A Pleyel grand piano requires between 500 and 1,500 hours to construct and sells for about $135,000. Pleyel & Co., founded by French composer Ignace Pleyel in 1807, is shutting its doors this month.
Thibault Camus • Associated Press,
A Pleyel piano was on display in a piano store in Paris last month. The French pianomaker is shutting its doors, unable to keep up with cheaper and more agile competition. Gone are its glory days, when Frédéric Chopin composed concertos on its pianos.
Thibault Camus • Associated Press,
Piano-making in Europe: Major challenges from inexpensive Asian competitors
- Article by: the economist
- December 9, 2013 - 6:38 PM
Pleyel, in business for over two centuries, was Chopin’s favorite and counted Stravinsky, Liszt and Debussy among its customers. But the French pianomaker recently said that its last workshop will close this month.

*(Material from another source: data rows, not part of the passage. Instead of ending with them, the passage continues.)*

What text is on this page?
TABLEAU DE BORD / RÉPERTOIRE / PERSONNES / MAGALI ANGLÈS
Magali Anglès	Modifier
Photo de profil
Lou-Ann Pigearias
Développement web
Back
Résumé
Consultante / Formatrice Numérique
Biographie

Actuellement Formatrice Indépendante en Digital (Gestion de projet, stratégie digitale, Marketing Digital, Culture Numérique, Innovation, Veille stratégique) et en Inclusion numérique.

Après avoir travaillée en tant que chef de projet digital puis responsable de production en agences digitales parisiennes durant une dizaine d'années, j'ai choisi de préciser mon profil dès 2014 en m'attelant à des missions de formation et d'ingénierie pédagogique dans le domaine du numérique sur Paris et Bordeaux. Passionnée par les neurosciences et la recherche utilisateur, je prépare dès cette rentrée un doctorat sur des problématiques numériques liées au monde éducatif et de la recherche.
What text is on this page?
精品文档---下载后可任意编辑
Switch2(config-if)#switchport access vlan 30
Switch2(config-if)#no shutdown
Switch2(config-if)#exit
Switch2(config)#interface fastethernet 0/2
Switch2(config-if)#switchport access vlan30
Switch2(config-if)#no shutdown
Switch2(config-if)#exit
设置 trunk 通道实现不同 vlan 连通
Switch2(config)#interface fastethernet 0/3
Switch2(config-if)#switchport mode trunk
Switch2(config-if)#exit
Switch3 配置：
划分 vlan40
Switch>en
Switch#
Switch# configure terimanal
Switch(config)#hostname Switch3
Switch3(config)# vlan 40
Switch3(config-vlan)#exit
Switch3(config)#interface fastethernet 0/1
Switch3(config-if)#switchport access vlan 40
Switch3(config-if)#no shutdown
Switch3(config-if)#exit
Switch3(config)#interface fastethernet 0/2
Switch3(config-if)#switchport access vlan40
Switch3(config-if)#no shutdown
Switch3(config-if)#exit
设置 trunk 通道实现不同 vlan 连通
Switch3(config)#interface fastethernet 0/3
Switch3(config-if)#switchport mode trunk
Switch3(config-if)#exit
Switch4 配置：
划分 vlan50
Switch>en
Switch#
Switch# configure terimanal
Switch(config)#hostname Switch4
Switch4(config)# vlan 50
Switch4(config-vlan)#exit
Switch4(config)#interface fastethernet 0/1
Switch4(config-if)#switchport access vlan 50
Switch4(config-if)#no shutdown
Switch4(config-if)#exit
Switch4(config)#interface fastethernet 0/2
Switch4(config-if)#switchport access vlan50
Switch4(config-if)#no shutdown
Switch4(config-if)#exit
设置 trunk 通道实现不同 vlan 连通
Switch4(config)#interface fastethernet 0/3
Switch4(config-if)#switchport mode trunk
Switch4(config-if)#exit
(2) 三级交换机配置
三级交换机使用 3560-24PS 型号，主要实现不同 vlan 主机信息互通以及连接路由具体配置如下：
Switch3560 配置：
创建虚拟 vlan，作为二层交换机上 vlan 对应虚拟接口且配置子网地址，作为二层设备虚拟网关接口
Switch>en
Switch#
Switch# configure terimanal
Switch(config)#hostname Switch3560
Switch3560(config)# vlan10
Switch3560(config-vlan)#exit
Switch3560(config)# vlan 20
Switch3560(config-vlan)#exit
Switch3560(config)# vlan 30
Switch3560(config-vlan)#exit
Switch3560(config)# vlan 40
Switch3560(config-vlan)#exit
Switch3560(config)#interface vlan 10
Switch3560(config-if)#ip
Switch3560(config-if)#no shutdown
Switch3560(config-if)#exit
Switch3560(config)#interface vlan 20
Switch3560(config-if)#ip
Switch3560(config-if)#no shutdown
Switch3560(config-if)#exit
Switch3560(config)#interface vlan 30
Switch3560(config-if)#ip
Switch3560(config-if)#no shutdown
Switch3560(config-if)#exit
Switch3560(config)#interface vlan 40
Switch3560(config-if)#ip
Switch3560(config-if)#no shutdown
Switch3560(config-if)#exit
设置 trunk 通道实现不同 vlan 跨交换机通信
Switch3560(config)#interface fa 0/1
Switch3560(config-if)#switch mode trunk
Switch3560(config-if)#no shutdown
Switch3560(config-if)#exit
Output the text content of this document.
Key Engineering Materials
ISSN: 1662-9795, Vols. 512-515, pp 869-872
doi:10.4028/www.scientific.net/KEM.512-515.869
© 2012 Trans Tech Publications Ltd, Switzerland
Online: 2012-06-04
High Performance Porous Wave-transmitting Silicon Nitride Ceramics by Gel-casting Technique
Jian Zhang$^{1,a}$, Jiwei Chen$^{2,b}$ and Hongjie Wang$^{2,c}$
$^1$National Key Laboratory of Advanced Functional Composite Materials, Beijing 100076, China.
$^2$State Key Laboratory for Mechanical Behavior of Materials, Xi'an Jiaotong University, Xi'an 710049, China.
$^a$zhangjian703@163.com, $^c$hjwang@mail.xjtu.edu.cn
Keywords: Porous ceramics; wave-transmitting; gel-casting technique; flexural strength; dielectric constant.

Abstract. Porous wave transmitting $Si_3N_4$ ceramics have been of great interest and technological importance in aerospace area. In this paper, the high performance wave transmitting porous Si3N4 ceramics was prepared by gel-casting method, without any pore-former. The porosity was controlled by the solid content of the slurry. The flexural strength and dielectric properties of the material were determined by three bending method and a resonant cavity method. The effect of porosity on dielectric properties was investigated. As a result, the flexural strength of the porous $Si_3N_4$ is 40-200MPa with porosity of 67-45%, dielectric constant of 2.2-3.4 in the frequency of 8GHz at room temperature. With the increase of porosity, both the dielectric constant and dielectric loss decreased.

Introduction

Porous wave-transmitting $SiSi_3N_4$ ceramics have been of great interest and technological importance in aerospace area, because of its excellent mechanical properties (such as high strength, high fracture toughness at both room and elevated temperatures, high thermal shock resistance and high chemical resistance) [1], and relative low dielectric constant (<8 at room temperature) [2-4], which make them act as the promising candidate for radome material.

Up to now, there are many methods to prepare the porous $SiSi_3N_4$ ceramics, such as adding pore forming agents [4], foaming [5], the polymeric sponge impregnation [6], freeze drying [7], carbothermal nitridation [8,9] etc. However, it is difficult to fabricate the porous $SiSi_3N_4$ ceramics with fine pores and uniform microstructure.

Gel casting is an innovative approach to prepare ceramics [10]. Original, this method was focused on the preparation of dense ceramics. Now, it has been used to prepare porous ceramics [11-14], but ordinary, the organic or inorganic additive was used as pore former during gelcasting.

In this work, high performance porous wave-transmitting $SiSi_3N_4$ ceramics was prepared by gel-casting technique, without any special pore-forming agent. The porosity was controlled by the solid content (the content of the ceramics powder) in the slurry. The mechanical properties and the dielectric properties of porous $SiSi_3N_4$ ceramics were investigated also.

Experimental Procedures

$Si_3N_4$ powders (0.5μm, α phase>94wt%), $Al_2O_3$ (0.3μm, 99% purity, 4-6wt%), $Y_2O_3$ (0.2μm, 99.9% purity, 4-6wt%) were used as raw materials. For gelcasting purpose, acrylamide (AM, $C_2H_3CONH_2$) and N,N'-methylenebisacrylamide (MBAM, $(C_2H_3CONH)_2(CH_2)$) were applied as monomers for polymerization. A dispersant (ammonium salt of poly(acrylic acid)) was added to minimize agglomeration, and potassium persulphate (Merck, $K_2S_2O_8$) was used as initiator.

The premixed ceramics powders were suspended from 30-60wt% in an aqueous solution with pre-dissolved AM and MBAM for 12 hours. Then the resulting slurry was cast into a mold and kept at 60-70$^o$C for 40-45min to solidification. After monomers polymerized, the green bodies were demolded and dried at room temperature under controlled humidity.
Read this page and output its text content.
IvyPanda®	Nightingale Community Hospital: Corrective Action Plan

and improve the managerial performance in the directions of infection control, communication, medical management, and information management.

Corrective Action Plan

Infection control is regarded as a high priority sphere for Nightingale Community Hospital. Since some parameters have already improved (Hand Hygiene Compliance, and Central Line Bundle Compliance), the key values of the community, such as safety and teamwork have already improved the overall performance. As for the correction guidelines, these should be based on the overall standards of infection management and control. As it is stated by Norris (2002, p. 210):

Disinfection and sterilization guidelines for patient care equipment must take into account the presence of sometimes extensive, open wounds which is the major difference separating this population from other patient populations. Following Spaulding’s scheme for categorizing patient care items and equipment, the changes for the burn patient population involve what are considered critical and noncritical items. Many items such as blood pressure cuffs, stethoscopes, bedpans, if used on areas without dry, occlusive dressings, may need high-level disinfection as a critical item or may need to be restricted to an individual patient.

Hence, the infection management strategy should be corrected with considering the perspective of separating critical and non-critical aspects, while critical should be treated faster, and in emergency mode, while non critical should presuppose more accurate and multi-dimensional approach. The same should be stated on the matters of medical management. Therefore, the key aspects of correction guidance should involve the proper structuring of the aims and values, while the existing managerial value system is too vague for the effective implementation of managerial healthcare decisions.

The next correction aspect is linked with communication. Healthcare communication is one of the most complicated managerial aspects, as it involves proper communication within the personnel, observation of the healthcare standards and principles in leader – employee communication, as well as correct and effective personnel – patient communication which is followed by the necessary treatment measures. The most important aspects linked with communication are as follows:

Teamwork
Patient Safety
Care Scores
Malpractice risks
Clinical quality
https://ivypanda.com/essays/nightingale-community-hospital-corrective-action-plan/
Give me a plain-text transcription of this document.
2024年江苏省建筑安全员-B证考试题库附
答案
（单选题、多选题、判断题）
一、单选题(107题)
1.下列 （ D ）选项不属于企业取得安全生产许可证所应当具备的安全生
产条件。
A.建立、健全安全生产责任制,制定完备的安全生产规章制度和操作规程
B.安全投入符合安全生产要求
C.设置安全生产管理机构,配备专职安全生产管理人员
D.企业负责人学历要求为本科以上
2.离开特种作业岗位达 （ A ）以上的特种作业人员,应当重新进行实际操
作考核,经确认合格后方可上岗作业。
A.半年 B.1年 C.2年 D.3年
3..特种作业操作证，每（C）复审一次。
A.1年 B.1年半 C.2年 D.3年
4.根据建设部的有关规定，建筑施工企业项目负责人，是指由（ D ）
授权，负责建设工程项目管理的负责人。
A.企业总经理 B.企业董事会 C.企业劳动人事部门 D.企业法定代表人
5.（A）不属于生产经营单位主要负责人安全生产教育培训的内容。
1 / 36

The endorsement of august musicians could not save it after decades of struggling to compete with less-pricey pianos from the Far East.
The sad leitmotif of Europe’s pianomakers is a familiar one. Only nine remain out of around 300 that were in business in the first half of the 20th century. A grand piano, of the sort Pleyel is known for, takes between 500 and 1,500 hours to construct and sells for around $135,000. Tinkling the ivories of a mass-produced, Asian-made upright will cost a pianist as little as $2,700. And half-decent electronic keyboards start at only $140.
Cheap pianos from China dominate the market. Of 493,000 pianos made worldwide in 2012, nearly four-fifths were manufactured there. More than 100,000 were produced by Pearl River, the world’s biggest pianomaker. It exports to 100 countries, including Germany, where it uses the renowned Ritmuller name, which it acquired in 1999.
Most Asian pianos are budget models, but some manufacturers have moved upmarket by luring skilled craftsmen from fading European workshops, and by entering partnerships with well-known brands.
Pearl River now produces cheaper models with Steinway & Sons, a concert-hall favorite. Last year Bechstein of Germany teamed up with Hailun, based in Ningbo, to produce an affordable range in China.
Having come to dominate the market for cheap pianos, the Chinese may hope to strike the same note with accomplished pianists as Japanese rivals have.
Yamaha bought Austria’s upmarket Bösendorfer in 2007 but kept production in Europe. It is increasingly represented in reputable concert halls.
Kawai, also from Japan, found favor with music conservatories after developing technology that made its pianos more durable and in less need of frequent tuning.
Many music lovers will lament the decline of traditional workshops where craft was nurtured and passed down through generations. Happily for them, some traditional makers have come up with creative ways to stay competitive.
Steinway, which was sold in August to Paulson & Co, a private-equity firm, offers piano-playing crash courses to the superwealthy of the Persian Gulf, in an attempt to market its instruments as status symbols.
Petrof, Europe’s biggest pianomaker, decided to exploit Chinese demand for products with a pedigree, and focus solely on selling high-end instruments there after nearly going bust in 2004. The strategy has paid off, and the firm is now growing by 5 percent a year.
For Europe’s surviving pianomakers, it’s a case of changing their tune or facing the music.